Я брал увесистый клеенчатый портфель с прочитанными книгами, чтобы обменять их на другие, брал крючок-каталку из толстой проволоки и обруч от бочонка и отправлялся в путешествие.
Лодочная улица мне нравилась. На ней было много домиков с причудливыми крылечками, хитрыми чердачными надстройками и овальными «венецианскими» окошками. У заборов подымались джунгли уличных трав с пушистыми головками и желтыми соцветиями. С одной стороны громоздились на круче, над домами и заборами, сарайчики, баньки и голубятни. С другой убегали к реке — с ее плотами, буксирами икатерами — береговые откосы. Они, как пыльно-зеленой шубой, укрыты были бурьяном, крапивой, полынью…
Однако путешествие всегда было связано с риском.

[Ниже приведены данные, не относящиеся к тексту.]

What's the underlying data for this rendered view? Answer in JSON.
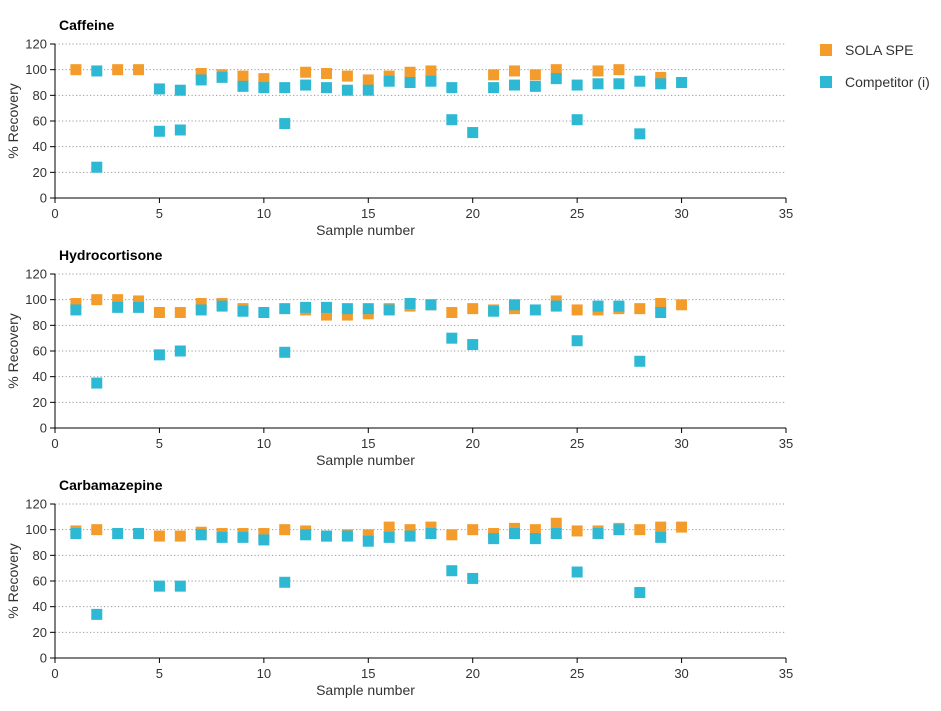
{
  "colors": {
    "sola": "#f39c2c",
    "competitor": "#2db9d3",
    "axis": "#000000",
    "grid": "#9a9a9a",
    "text": "#333333"
  },
  "legend": {
    "sola_label": "SOLA SPE",
    "competitor_label": "Competitor (i)"
  },
  "chart_data": [
    {
      "type": "scatter",
      "title": "Caffeine",
      "xlabel": "Sample number",
      "ylabel": "% Recovery",
      "xlim": [
        0,
        35
      ],
      "ylim": [
        0,
        120
      ],
      "xticks": [
        0,
        5,
        10,
        15,
        20,
        25,
        30,
        35
      ],
      "yticks": [
        0,
        20,
        40,
        60,
        80,
        100,
        120
      ],
      "grid": "horizontal dotted",
      "legend_position": "right",
      "series": [
        {
          "name": "SOLA SPE",
          "color": "sola",
          "points": [
            [
              1,
              100
            ],
            [
              3,
              100
            ],
            [
              4,
              100
            ],
            [
              7,
              97
            ],
            [
              8,
              96
            ],
            [
              9,
              95
            ],
            [
              10,
              93
            ],
            [
              12,
              98
            ],
            [
              13,
              97
            ],
            [
              14,
              95
            ],
            [
              15,
              92
            ],
            [
              16,
              95
            ],
            [
              17,
              98
            ],
            [
              18,
              99
            ],
            [
              21,
              96
            ],
            [
              22,
              99
            ],
            [
              23,
              96
            ],
            [
              24,
              100
            ],
            [
              26,
              99
            ],
            [
              27,
              100
            ],
            [
              29,
              94
            ]
          ]
        },
        {
          "name": "Competitor (i)",
          "color": "competitor",
          "points": [
            [
              2,
              24
            ],
            [
              2,
              99
            ],
            [
              5,
              52
            ],
            [
              5,
              85
            ],
            [
              6,
              53
            ],
            [
              6,
              84
            ],
            [
              7,
              92
            ],
            [
              8,
              94
            ],
            [
              9,
              87
            ],
            [
              10,
              86
            ],
            [
              11,
              58
            ],
            [
              11,
              86
            ],
            [
              12,
              88
            ],
            [
              13,
              86
            ],
            [
              14,
              84
            ],
            [
              15,
              84
            ],
            [
              16,
              91
            ],
            [
              17,
              90
            ],
            [
              18,
              91
            ],
            [
              19,
              61
            ],
            [
              19,
              86
            ],
            [
              20,
              51
            ],
            [
              21,
              86
            ],
            [
              22,
              88
            ],
            [
              23,
              87
            ],
            [
              24,
              93
            ],
            [
              25,
              61
            ],
            [
              25,
              88
            ],
            [
              26,
              89
            ],
            [
              27,
              89
            ],
            [
              28,
              50
            ],
            [
              28,
              91
            ],
            [
              29,
              89
            ],
            [
              30,
              90
            ]
          ]
        }
      ]
    },
    {
      "type": "scatter",
      "title": "Hydrocortisone",
      "xlabel": "Sample number",
      "ylabel": "% Recovery",
      "xlim": [
        0,
        35
      ],
      "ylim": [
        0,
        120
      ],
      "xticks": [
        0,
        5,
        10,
        15,
        20,
        25,
        30,
        35
      ],
      "yticks": [
        0,
        20,
        40,
        60,
        80,
        100,
        120
      ],
      "grid": "horizontal dotted",
      "series": [
        {
          "name": "SOLA SPE",
          "color": "sola",
          "points": [
            [
              1,
              97
            ],
            [
              2,
              100
            ],
            [
              3,
              100
            ],
            [
              4,
              99
            ],
            [
              5,
              90
            ],
            [
              6,
              90
            ],
            [
              7,
              97
            ],
            [
              8,
              97
            ],
            [
              9,
              93
            ],
            [
              12,
              92
            ],
            [
              13,
              88
            ],
            [
              14,
              88
            ],
            [
              15,
              89
            ],
            [
              16,
              93
            ],
            [
              17,
              95
            ],
            [
              18,
              96
            ],
            [
              19,
              90
            ],
            [
              20,
              93
            ],
            [
              21,
              92
            ],
            [
              22,
              93
            ],
            [
              24,
              99
            ],
            [
              25,
              92
            ],
            [
              26,
              92
            ],
            [
              27,
              93
            ],
            [
              28,
              93
            ],
            [
              29,
              97
            ],
            [
              30,
              96
            ]
          ]
        },
        {
          "name": "Competitor (i)",
          "color": "competitor",
          "points": [
            [
              1,
              92
            ],
            [
              2,
              35
            ],
            [
              3,
              94
            ],
            [
              4,
              94
            ],
            [
              5,
              57
            ],
            [
              6,
              60
            ],
            [
              7,
              92
            ],
            [
              8,
              95
            ],
            [
              9,
              91
            ],
            [
              10,
              90
            ],
            [
              11,
              59
            ],
            [
              11,
              93
            ],
            [
              12,
              94
            ],
            [
              13,
              94
            ],
            [
              14,
              93
            ],
            [
              15,
              93
            ],
            [
              16,
              92
            ],
            [
              17,
              97
            ],
            [
              18,
              96
            ],
            [
              19,
              70
            ],
            [
              20,
              65
            ],
            [
              21,
              91
            ],
            [
              22,
              96
            ],
            [
              23,
              92
            ],
            [
              24,
              95
            ],
            [
              25,
              68
            ],
            [
              26,
              95
            ],
            [
              27,
              95
            ],
            [
              28,
              52
            ],
            [
              29,
              90
            ]
          ]
        }
      ]
    },
    {
      "type": "scatter",
      "title": "Carbamazepine",
      "xlabel": "Sample number",
      "ylabel": "% Recovery",
      "xlim": [
        0,
        35
      ],
      "ylim": [
        0,
        120
      ],
      "xticks": [
        0,
        5,
        10,
        15,
        20,
        25,
        30,
        35
      ],
      "yticks": [
        0,
        20,
        40,
        60,
        80,
        100,
        120
      ],
      "grid": "horizontal dotted",
      "series": [
        {
          "name": "SOLA SPE",
          "color": "sola",
          "points": [
            [
              1,
              99
            ],
            [
              2,
              100
            ],
            [
              5,
              95
            ],
            [
              6,
              95
            ],
            [
              7,
              98
            ],
            [
              8,
              97
            ],
            [
              9,
              97
            ],
            [
              10,
              97
            ],
            [
              11,
              100
            ],
            [
              12,
              99
            ],
            [
              13,
              95
            ],
            [
              14,
              96
            ],
            [
              15,
              96
            ],
            [
              16,
              102
            ],
            [
              17,
              100
            ],
            [
              18,
              102
            ],
            [
              19,
              96
            ],
            [
              20,
              100
            ],
            [
              21,
              97
            ],
            [
              22,
              101
            ],
            [
              23,
              100
            ],
            [
              24,
              105
            ],
            [
              25,
              99
            ],
            [
              26,
              99
            ],
            [
              27,
              101
            ],
            [
              28,
              100
            ],
            [
              29,
              102
            ],
            [
              30,
              102
            ]
          ]
        },
        {
          "name": "Competitor (i)",
          "color": "competitor",
          "points": [
            [
              1,
              97
            ],
            [
              2,
              34
            ],
            [
              3,
              97
            ],
            [
              4,
              97
            ],
            [
              5,
              56
            ],
            [
              6,
              56
            ],
            [
              7,
              96
            ],
            [
              8,
              94
            ],
            [
              9,
              94
            ],
            [
              10,
              92
            ],
            [
              11,
              59
            ],
            [
              12,
              96
            ],
            [
              13,
              95
            ],
            [
              14,
              95
            ],
            [
              15,
              91
            ],
            [
              16,
              94
            ],
            [
              17,
              95
            ],
            [
              18,
              97
            ],
            [
              19,
              68
            ],
            [
              20,
              62
            ],
            [
              21,
              93
            ],
            [
              22,
              97
            ],
            [
              23,
              93
            ],
            [
              24,
              97
            ],
            [
              25,
              67
            ],
            [
              26,
              97
            ],
            [
              27,
              100
            ],
            [
              28,
              51
            ],
            [
              29,
              94
            ]
          ]
        }
      ]
    }
  ]
}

Послушный каталке обруч беззаботно прыгал передо мной по упругим доскам тротуара, но портфель предупреждающе чиркал по ноге жесткой чешуей потрескавшейся клеенки: не зевай, гляди по сторонам.
Потому что в любую минуту могла появиться компания, которой командовал некий Стаська Язвицкий.
Не могу сказать, что это была шпана. Пацаны как пацаны, хотя, конечно, не ангелы. Но я-то был для них чужаком, который то и дело нахально шастал по «несвоей» улице. К тому же за моей потрепанной внешностью они проницательно разглядели сущность «маминой птички» и мечтателя-книголюба (они говорили «книголуп»). Поскольку я ходил здесь регулярно, как еженедельный почтальон, мои недруги дали мне кличку — нечто среднее между «почтальоном» и «читателем». «Читальён»! Конечно, Стаська придумал. Этот белобрысый тощий парнишка, где-то на год постарше меня, был весьма не глуп, сам любил книжки и отличался склонностью к язвительному рифмоплетству.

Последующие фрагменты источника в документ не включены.